Feiza Ben Mohamed
21 août 2022•Mise à jour: 22 août 2022
AA / Paris / Feïza Ben Mohamed
Le ministre français de l’intérieur Gérald Darmanin veut refonder le droit du sol à Mayotte, a-t-il annoncé dimanche dans les colonnes du Journal du dimanche (JDD).
Il assure qu’il « n’y aura plus le même droit du sol à Mayotte qu’il y a sur le reste du territoire français ».

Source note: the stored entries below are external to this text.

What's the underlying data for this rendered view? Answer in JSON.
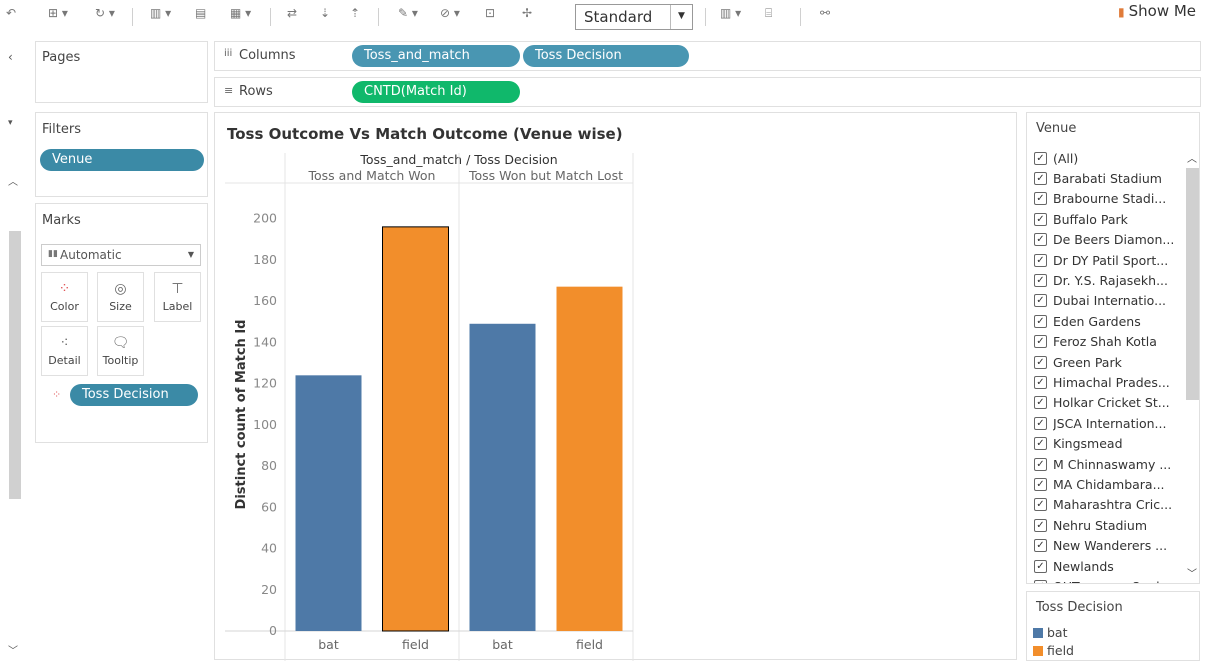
{
  "toolbar": {
    "fit_value": "Standard",
    "show_me_label": "Show Me"
  },
  "pages": {
    "title": "Pages"
  },
  "columns": {
    "title": "Columns",
    "pills": [
      "Toss_and_match",
      "Toss Decision"
    ]
  },
  "rows": {
    "title": "Rows",
    "pills": [
      "CNTD(Match Id)"
    ]
  },
  "filters": {
    "title": "Filters",
    "pills": [
      "Venue"
    ]
  },
  "marks": {
    "title": "Marks",
    "type": "Automatic",
    "buttons": [
      "Color",
      "Size",
      "Label",
      "Detail",
      "Tooltip"
    ],
    "pill": "Toss Decision"
  },
  "venue_filter": {
    "title": "Venue",
    "items": [
      "(All)",
      "Barabati Stadium",
      "Brabourne Stadi...",
      "Buffalo Park",
      "De Beers Diamon...",
      "Dr DY Patil Sport...",
      "Dr. Y.S. Rajasekh...",
      "Dubai Internatio...",
      "Eden Gardens",
      "Feroz Shah Kotla",
      "Green Park",
      "Himachal Prades...",
      "Holkar Cricket St...",
      "JSCA Internation...",
      "Kingsmead",
      "M Chinnaswamy ...",
      "MA Chidambara...",
      "Maharashtra Cric...",
      "Nehru Stadium",
      "New Wanderers ...",
      "Newlands",
      "OUTsurance Oval"
    ]
  },
  "toss_legend": {
    "title": "Toss Decision",
    "items": [
      {
        "label": "bat",
        "color": "#4e79a7"
      },
      {
        "label": "field",
        "color": "#f28e2b"
      }
    ]
  },
  "chart_data": {
    "type": "bar",
    "title": "Toss Outcome Vs Match Outcome (Venue wise)",
    "header_title": "Toss_and_match / Toss Decision",
    "groups": [
      "Toss and Match Won",
      "Toss Won but Match Lost"
    ],
    "categories": [
      "bat",
      "field",
      "bat",
      "field"
    ],
    "group_index": [
      0,
      0,
      1,
      1
    ],
    "values": [
      124,
      196,
      149,
      167
    ],
    "colors": [
      "#4e79a7",
      "#f28e2b",
      "#4e79a7",
      "#f28e2b"
    ],
    "highlighted": [
      false,
      true,
      false,
      false
    ],
    "ylabel": "Distinct count of Match Id",
    "ylim": [
      0,
      210
    ],
    "yticks": [
      0,
      20,
      40,
      60,
      80,
      100,
      120,
      140,
      160,
      180,
      200
    ],
    "grid": false,
    "legend": "separate"
  }
}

Faisant état de « mesures spécifiques » pour l’île, Gérald Darmanin indique que « l’un des deux parents devra être régulièrement depuis plus d’un an sur le territoire afin que leur enfant soit reconnu comme Français ».
Il faudra donc « avant la conception (…) être en situation régulière », sur le territoire pour pouvoir prétendre à la nationalité française.
« C’est un changement profond et historique » assume le locataire de Beauvau qui indique prendre « cette décision car la situation est très préoccupante ».
« Tout cela crée une énorme délinquance car nous accueillons mal ces nouveaux venus, qui ne vivent bien souvent que de rapine, de prostitution, de travail illégal et dans des conditions d’insalubrité inadmissibles », a-t-il argumenté.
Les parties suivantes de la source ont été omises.